Mottyの旅日記 Archive

Mottyが巡った場所の記憶と記録

洲本城 (上ノ城・三熊山城)

洲本城の天守台の展望台と本丸石垣

 一般に洲本城と言えば、三熊山頂にあるこの城と山麓の平地にある江戸時代の陣屋型の平城の2つを合わせて呼び、それぞれ上ノ城、下ノ城と言い分けるが、両者は歴史的に連続しておらず、性格も全く違う為、記事を分けた。この上ノ城と呼ばれる洲本城は、洲本市街の南にある三熊山にあり、三熊山城や三熊城とも呼ばれる。

 洲本城は、大永6年(1526)に安宅治興によって本拠として築かれたが、安宅氏は、元々は紀州熊野の海賊で、清和源氏小笠原流とも、かつて瀬戸内に勢力を持っていた橘氏の流れともいう。鎌倉末期の頼春の頃に熊野に本拠を置いたが、南北朝時代には室町幕府2代将軍義詮から海賊退治を依頼された書状が残っており、この時に淡路島へ進出し、功によって阿波にも地頭職を得て紀伊水道一帯に勢力を誇ったようだ。以降は由良を本拠とし、島内8ヶ所に拠点を置いて一族を配したとされ、そのひとつがこの洲本であった。

 戦国時代、安宅氏は細川氏配下の淡路国人衆として水軍を率いたが、洲本城が築城された頃から内訌が発生して勢力を弱め、後に細川家中で勢力を伸ばして主家を圧倒した三好長慶が、十河家に一存を養子として送り込んで讃岐を固めたように、弟の冬康を安宅家の養子として送り込んだ。淡路の語源は阿波路であるが、三好氏は安宅氏の水軍を得て淡路一国の支配と大阪湾の制海権を握り、本拠である阿波と畿内を結ぶ、まさに阿波路として活用した。

縄張図

 しかし、後に冬康は、松永久秀の讒言によるものか、長慶の心身の衰えによる猜疑心の為か、謀反の疑いをかけられ、永禄7年(1564)に長慶の本拠である河内飯盛城で自害に追い込まれてしまう。安宅氏は嫡子信康が継いだが、この頃から三好政権は瓦解を始め、同11年(1568)に信長が足利義昭を擁して上洛すると、足利・織田政権に従う者と敵対する者に分裂し、信康は信長に従った。
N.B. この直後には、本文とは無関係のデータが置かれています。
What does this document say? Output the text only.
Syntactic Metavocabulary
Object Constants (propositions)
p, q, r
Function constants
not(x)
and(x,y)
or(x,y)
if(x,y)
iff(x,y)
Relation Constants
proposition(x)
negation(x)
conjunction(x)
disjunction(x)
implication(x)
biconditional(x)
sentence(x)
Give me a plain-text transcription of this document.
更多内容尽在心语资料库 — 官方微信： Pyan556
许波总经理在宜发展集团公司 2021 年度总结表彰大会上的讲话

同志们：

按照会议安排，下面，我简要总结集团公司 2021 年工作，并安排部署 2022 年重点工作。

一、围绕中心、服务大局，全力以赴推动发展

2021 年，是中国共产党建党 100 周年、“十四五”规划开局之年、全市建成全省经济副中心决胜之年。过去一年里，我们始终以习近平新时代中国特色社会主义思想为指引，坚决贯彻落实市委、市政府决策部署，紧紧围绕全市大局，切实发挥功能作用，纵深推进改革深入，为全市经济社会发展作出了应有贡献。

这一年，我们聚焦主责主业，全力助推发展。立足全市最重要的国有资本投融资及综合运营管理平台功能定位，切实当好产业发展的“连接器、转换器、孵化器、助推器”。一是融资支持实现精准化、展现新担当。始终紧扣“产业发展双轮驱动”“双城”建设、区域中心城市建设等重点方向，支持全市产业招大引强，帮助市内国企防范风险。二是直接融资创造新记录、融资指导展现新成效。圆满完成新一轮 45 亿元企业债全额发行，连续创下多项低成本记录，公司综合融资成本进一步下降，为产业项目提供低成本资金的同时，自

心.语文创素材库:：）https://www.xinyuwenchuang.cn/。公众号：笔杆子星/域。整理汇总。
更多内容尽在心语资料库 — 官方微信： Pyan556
 しかし、天正6年(1578)の信康の没後に安宅家を継承した、弟とも従兄弟ともいわれる清康は、次第に毛利氏寄りに傾いた為、同9年(1581)に秀吉による征討を受け、支城の由良城が落ちると敵わぬと見て降伏開城している。清康は、信長に謝罪の会見をしてすぐ病死したとも、紀伊国安宅に戻って没したともいう。

 開城後、洲本城は秀吉の家臣仙石秀久に預けられたが、天正10年(1582)の本能寺の変の直後には、混乱を衝いた土着の水軍菅達長によって一時占領された。だが、中国大返しの最中に、洲本の土豪廣田蔵之丞に対して秀吉が城の奪回を依頼し、その奪回後は四国攻めの拠点として修築している。現在残っている城の形は、この時の修築に加え、天正13年(1585)の四国征伐後に城主となった脇坂安治による大改修によってであり、壮大な石垣を持つ近世山城となった。

本丸虎口の石垣

 その後、安治は、慶長5年(1600)の関ヶ原の合戦では東軍に寝返って命脈を保ち、同14年(1609)に伊予大洲へ転封となったが、城は藤堂高虎の預りを経て翌年に池田輝政の三男忠雄が領すこととなり、由良城に本拠を移して廃城となっている。

 慶長20年(1615)の大阪の陣後、阿波の蜂須賀至鎮に淡路一国の加増があてがわれ、筆頭家老の稲田示植が寛永8年(1631)に由良から洲本へ本拠を移し、麓にお居館と呼ばれる御殿を造営した。ただ、この城はほぼ陣屋形式の行政庁舎であった為、山頂の城の遺構をそのままとして万一の時の詰としての機能をある程度残し、拠点としての防御力を担保していたのだろう。

 城の構造は、三熊山山頂に総石垣で方形の本丸を構え、その一角に天守を置き、東に二段郭と水ノ手郭で構成される東ノ丸、南に南ノ丸を構築して、この3郭で長方形となる総石垣の主郭を成していた。さらに、主郭の南東に馬屋、東に武者溜の削平地を配し、西にはやや離れて出丸的な西ノ丸を構築している。全体的には東西の峰筋を城郭化した山城と言えるだろう。

 現在の城跡は、遺構全体が公園として整備され、観光地となっている。最高部の天守台には、城の形をした展望台が建っているが、これは昭和3年に建てられた最も古い鉄筋コンクリートの模擬天守で、当時1万円をかけて建てられたらしい。今から見れば単なる展望台だが、ヘリコプターで資材を空輸することもできない当時としては、山頂に鉄筋コンクリートの構造物を構えるのは大きなプロジェクトだったのだろう。また、夜にはこの天守がライトアップされ、三熊山の良いアクセントになっている。

 その他に往時を偲ばせるものは石垣ぐらいでしかないが、一説には、本拠徳島城は領国の大きさに比べて堅牢な施設が少ない為、有事の際には畿内に近いこの洲本城を拠点として水軍で京大阪に押し出すという秘策が、隠居の身ながら自ら城地の検分をした至鎮の父家政にあったとされ、麓を整備した時に山上の城も増築改修し、後の古城破却の命令にも草木に埋もれさせただけで本格的な破壊はしなかったという。これは、あくまで伝承に過ぎないのだが、それを信じてしまうほどの壮大な石垣ではある。

 

最終訪問日:2003/6/7

 

 

天守の姿をしている展望台からの眺めは爽快で、洲本市内から大阪湾までを一望できます。

本丸跡には売店となぜか高鉄棒があって、96年に訪れた時には何気に蹴上がりをしたのを覚えていますが、2003年に訪れた時はできなくなっていました。

石垣の姿は変わらないのに、人間の老化は早いもんですね。